Earlier this year, Motonari Uesugi of Kyoto University, in Japan, and his colleagues reported a fluorescent molecule that stained human pluripotent stem cells but not differentiated cells (Cell Rep. 2014, DOI: 10.1016/j.celrep.2014.02.006). The reason for this selectivity lay in three transporters that export molecules out of cells. Two of the proteins transport the dye, and one does not. The researchers found that differentiated cells express more of the first two transporters than pluripotent cells do. Therefore, pluripotent cells trap the dye inside whereas differentiated cells eject it.

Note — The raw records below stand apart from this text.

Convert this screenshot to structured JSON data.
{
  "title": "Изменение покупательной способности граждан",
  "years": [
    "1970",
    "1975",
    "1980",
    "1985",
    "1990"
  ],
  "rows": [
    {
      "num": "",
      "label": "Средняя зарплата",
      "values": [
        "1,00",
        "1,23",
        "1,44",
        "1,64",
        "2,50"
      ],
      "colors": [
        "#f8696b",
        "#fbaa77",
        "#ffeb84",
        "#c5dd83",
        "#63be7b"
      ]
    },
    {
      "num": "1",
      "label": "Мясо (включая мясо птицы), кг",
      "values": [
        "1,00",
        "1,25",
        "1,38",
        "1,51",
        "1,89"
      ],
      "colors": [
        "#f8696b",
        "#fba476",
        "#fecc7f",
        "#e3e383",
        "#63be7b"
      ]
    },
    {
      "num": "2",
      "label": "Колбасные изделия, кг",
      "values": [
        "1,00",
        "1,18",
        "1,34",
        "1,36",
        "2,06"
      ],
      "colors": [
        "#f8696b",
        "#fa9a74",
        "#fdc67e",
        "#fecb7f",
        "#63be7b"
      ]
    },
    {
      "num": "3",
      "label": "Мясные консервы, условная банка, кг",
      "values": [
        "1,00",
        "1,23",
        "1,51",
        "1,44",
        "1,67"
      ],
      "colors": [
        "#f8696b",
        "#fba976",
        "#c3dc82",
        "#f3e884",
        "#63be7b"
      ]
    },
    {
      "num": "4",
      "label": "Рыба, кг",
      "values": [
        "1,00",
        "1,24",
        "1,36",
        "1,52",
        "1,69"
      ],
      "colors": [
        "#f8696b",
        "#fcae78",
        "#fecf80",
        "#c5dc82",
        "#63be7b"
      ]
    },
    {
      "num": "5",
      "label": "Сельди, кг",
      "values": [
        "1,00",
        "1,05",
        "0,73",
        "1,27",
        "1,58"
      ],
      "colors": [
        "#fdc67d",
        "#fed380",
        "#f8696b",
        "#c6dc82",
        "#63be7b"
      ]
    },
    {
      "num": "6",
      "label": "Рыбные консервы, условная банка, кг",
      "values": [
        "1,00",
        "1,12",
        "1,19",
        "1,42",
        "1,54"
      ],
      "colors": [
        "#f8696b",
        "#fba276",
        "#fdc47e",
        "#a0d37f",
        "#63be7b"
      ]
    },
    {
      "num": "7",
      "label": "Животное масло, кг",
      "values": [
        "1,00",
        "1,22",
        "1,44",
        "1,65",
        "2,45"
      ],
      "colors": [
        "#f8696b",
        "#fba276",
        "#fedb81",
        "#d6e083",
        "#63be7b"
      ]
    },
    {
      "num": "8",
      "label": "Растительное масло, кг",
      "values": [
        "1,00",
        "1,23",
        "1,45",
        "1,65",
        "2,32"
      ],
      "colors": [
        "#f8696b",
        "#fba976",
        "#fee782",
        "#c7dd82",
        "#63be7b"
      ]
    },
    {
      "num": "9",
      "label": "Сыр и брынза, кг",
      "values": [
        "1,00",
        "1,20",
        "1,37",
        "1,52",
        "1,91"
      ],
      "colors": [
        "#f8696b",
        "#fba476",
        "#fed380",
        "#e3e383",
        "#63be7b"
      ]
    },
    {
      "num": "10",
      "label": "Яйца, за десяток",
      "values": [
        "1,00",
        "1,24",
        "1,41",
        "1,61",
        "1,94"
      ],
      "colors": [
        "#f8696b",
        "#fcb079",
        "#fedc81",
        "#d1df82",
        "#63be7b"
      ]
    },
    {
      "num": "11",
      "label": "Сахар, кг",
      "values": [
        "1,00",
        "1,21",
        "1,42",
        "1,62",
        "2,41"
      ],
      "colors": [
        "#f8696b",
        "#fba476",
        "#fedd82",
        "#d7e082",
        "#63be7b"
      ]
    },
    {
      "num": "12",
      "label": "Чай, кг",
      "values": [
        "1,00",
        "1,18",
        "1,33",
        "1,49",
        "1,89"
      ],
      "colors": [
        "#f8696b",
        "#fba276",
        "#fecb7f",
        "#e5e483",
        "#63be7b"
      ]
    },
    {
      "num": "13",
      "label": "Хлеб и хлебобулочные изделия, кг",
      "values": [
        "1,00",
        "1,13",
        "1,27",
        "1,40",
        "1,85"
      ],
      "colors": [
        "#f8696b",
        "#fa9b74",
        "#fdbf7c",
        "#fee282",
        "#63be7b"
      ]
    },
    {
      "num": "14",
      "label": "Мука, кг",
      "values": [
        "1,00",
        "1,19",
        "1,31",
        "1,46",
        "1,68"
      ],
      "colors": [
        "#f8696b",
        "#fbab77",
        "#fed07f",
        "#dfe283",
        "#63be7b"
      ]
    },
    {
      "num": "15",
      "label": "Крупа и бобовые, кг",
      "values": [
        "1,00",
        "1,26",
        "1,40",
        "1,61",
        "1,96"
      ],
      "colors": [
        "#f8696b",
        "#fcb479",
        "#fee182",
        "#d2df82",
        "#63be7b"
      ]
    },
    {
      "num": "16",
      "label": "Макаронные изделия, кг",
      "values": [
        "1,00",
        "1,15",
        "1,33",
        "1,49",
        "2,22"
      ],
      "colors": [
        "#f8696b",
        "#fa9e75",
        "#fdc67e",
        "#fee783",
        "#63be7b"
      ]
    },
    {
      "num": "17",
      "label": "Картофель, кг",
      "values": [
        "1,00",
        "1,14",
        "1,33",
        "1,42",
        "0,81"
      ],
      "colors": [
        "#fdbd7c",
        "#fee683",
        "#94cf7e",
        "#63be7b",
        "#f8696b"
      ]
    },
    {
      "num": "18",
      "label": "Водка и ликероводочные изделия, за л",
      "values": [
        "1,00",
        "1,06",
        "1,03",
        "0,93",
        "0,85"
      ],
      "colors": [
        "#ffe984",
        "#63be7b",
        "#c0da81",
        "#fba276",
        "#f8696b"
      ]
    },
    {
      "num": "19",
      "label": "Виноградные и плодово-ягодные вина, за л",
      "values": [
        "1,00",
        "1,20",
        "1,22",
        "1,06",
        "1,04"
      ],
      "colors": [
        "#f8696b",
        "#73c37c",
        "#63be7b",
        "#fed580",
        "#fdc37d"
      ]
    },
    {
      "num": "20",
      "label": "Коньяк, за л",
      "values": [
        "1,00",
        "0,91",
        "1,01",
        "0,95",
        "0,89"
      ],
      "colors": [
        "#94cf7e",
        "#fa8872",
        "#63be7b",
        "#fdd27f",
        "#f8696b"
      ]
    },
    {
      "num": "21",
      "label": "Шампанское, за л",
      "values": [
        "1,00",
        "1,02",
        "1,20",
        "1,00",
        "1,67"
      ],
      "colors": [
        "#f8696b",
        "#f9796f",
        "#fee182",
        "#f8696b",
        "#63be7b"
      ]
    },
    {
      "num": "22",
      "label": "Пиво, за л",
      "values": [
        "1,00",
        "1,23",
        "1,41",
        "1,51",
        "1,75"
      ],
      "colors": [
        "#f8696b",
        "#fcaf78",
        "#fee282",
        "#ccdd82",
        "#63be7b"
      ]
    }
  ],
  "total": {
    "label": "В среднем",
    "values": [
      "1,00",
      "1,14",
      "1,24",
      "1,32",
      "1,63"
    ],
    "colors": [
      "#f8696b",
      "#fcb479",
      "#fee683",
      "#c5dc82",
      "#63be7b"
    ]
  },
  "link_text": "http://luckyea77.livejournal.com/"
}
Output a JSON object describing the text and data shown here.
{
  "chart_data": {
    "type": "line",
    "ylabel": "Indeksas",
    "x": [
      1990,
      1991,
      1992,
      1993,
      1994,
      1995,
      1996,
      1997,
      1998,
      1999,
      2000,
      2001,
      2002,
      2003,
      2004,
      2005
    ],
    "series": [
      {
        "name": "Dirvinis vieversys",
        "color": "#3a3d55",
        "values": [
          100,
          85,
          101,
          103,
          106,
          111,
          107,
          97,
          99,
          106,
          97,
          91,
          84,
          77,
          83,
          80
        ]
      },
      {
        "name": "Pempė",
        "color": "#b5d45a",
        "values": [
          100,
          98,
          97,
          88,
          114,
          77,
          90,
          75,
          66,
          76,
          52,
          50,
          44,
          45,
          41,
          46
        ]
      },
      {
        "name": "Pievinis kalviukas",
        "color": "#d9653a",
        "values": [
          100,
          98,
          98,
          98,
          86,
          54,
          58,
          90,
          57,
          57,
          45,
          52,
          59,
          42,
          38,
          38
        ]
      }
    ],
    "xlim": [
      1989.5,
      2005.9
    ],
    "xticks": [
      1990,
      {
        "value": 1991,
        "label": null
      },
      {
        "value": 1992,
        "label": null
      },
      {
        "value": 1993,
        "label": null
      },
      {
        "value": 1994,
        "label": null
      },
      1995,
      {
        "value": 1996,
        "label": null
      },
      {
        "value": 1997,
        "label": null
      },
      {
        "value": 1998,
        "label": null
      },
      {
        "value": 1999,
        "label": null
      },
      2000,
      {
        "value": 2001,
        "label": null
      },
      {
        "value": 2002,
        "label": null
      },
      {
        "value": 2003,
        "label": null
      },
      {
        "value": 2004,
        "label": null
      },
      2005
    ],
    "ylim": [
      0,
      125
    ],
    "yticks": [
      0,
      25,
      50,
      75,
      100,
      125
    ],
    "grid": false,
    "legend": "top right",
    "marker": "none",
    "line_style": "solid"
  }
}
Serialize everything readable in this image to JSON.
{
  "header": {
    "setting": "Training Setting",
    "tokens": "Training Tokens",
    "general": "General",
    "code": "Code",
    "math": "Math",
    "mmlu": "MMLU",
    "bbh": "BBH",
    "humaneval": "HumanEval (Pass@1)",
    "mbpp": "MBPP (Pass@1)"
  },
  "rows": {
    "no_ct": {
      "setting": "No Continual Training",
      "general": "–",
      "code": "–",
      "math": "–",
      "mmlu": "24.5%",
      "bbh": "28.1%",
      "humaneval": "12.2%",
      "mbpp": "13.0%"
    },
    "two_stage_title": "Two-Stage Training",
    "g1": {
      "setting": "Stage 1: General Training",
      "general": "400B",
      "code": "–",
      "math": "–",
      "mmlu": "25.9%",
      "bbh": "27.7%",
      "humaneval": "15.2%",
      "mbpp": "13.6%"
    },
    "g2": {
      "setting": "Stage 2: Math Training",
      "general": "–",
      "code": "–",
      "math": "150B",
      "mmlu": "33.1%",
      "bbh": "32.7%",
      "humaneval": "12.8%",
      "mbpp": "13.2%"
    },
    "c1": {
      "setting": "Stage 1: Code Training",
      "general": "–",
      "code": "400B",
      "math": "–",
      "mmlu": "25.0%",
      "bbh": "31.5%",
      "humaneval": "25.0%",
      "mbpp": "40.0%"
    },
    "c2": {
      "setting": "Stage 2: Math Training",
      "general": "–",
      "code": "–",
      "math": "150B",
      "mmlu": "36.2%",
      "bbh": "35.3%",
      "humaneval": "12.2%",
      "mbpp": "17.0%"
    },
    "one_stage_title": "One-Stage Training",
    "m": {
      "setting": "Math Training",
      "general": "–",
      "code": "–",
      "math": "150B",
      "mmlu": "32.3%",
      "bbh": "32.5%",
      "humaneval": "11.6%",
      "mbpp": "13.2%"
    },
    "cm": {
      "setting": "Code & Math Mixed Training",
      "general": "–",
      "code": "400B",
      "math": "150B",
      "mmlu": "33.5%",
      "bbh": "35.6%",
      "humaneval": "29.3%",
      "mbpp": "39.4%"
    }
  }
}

The researchers wanted to exploit this expression difference to find a molecule that kills pluripotent cells instead of staining them. They screened 333 cytotoxic compounds, looking for ones that would get ejected by the two transporters that predominate on differentiated cells but not by the third transporter. The best candidate from that screen was a derivative of the marine toxin okadaic acid.
To test the molecule’s selective toxicity, the researchers added it to a mixture of pluripotent and partially differentiated cells. After 48 hours, they found only differentiated cells in the treated mixture but both pluripotent and differentiated ones in the untreated mixture.
Uesugi notes, however, that the molecule needs optimization: It kills neurons as well as pluripotent stem cells.